Similarly, the census report shows the number of poultry at 729 million in 2012-13, while NSSO survey shows a huge decline in their number at 255 million (see table).

The livestock sector contributes nearly 25.6 per cent (at current prices) of total value of output in agriculture, fishing and forestry sector. The overall contribution of livestock sector in total GDP was 4.11 per cent at current prices during 2012-13.

The 19th census of livestock started in 2012 and the results were announced in September 2014. The NSSO survey report was released in December.

NSSO and livestock census data differ
Category Census,2012
(in million)
NSSO 2012-13
(in million)
Cattle 190 135
Buffalo 108 69
Bovine 299 204
Sheep+goat 200 99
Pig 10 6
Poultry 729 255

The NSSO report, “Key Indicators of Land and Livestock in India”, also differs from census data on trends.
But at the same time, the census figures differ from NSSO data on trends. While the census figure was showing a marginal decline in the number of sheep, goat and pigs, NSSO survey indicated increase in their population in recent years.
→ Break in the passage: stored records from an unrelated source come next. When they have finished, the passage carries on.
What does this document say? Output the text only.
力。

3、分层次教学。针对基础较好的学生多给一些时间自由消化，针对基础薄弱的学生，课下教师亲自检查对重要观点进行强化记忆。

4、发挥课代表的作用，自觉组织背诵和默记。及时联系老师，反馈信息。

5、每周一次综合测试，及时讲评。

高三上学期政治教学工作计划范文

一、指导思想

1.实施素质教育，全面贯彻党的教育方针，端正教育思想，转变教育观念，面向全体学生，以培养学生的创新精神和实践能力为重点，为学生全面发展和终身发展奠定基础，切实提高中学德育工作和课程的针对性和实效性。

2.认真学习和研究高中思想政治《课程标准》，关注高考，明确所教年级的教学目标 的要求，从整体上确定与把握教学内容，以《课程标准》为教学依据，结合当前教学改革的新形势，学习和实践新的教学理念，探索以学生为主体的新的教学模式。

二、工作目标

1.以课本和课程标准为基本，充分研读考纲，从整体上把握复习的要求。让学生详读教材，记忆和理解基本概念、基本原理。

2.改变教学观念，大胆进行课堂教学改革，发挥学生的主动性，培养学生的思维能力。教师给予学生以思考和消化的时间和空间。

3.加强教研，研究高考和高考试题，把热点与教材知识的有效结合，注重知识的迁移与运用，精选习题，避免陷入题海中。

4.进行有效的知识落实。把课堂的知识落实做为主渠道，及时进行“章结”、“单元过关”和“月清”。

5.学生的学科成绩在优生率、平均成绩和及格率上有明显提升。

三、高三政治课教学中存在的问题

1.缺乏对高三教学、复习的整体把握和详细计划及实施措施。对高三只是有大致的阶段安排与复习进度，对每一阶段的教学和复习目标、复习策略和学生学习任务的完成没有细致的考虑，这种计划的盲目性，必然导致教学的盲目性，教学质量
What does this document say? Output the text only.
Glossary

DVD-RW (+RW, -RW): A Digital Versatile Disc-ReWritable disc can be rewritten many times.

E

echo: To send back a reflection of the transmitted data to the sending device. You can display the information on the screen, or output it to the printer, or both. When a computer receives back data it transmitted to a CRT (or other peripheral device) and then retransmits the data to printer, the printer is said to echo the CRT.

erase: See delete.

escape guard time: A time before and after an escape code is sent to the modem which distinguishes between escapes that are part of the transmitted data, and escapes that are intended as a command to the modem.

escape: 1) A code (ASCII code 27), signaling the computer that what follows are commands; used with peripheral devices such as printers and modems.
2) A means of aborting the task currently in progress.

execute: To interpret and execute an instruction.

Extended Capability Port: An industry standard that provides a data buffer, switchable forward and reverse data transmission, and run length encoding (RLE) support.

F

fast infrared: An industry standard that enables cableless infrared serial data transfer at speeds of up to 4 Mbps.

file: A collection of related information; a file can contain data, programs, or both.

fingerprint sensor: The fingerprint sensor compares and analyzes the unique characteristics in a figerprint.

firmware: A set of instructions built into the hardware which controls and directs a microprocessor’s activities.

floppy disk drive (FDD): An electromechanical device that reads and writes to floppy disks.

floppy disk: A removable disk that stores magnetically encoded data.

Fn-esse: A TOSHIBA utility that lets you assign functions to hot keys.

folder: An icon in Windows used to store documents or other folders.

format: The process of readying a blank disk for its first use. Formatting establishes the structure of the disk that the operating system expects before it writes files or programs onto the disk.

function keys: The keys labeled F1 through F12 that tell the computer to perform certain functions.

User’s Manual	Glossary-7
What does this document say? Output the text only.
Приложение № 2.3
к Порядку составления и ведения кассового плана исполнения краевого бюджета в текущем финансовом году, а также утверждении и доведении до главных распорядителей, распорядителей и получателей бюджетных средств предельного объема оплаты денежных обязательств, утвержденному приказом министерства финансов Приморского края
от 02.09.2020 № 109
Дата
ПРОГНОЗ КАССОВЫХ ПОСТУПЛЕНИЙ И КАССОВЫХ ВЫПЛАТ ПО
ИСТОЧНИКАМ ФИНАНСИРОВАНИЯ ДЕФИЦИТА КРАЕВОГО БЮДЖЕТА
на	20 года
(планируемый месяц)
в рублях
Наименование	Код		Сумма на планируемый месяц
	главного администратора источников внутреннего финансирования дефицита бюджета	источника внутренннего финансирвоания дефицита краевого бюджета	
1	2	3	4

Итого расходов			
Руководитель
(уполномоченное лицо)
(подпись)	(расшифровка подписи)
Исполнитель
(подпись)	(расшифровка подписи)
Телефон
NSSO data on livestock population trend
Livestock/poultry 59th round (2002-03) In millions 70th round (2012-13) In millions
Sheep and Goat 95 99
Pig 5 6
Poultry 182 255

Census data on livestock population trend
Livestock/poultry 2007 In millions 2012 In millions
Sheep and Goat 211 200
Pig 11.1 10.2
Poultry 648 729

Till 2007, the number of goats had been shown as increasing in the livestock census, but in 2012 their number decreased. Experts were unable to explain the decline. But at the same time NSSO data showed an increase in the number of goats, contradicting assessment of the 2012 livestock census.
Experts say that such mismatch of data on livestock is not new and that this was apparent in past survey reports also but that the ministry concerned never looked into the matter.

“There were several occasions when census and NSSO data were different, including in 1982, 1992, 1997,” says P S Brithal, principal scientist at the National Centre for Agricultural Economics and Policy Research (NCAP), New Delhi.

Another expert says timings of start of the census may have some effect on the figures. “The number of goats has not changed dramatically. The census started on October 15, 2010 and it was festival season when consumption of goats and the reduction in their numbers is inevitable,” says Kamal Kishore, coordinator, Rainfed Livestock Network, Anand, Gujarat.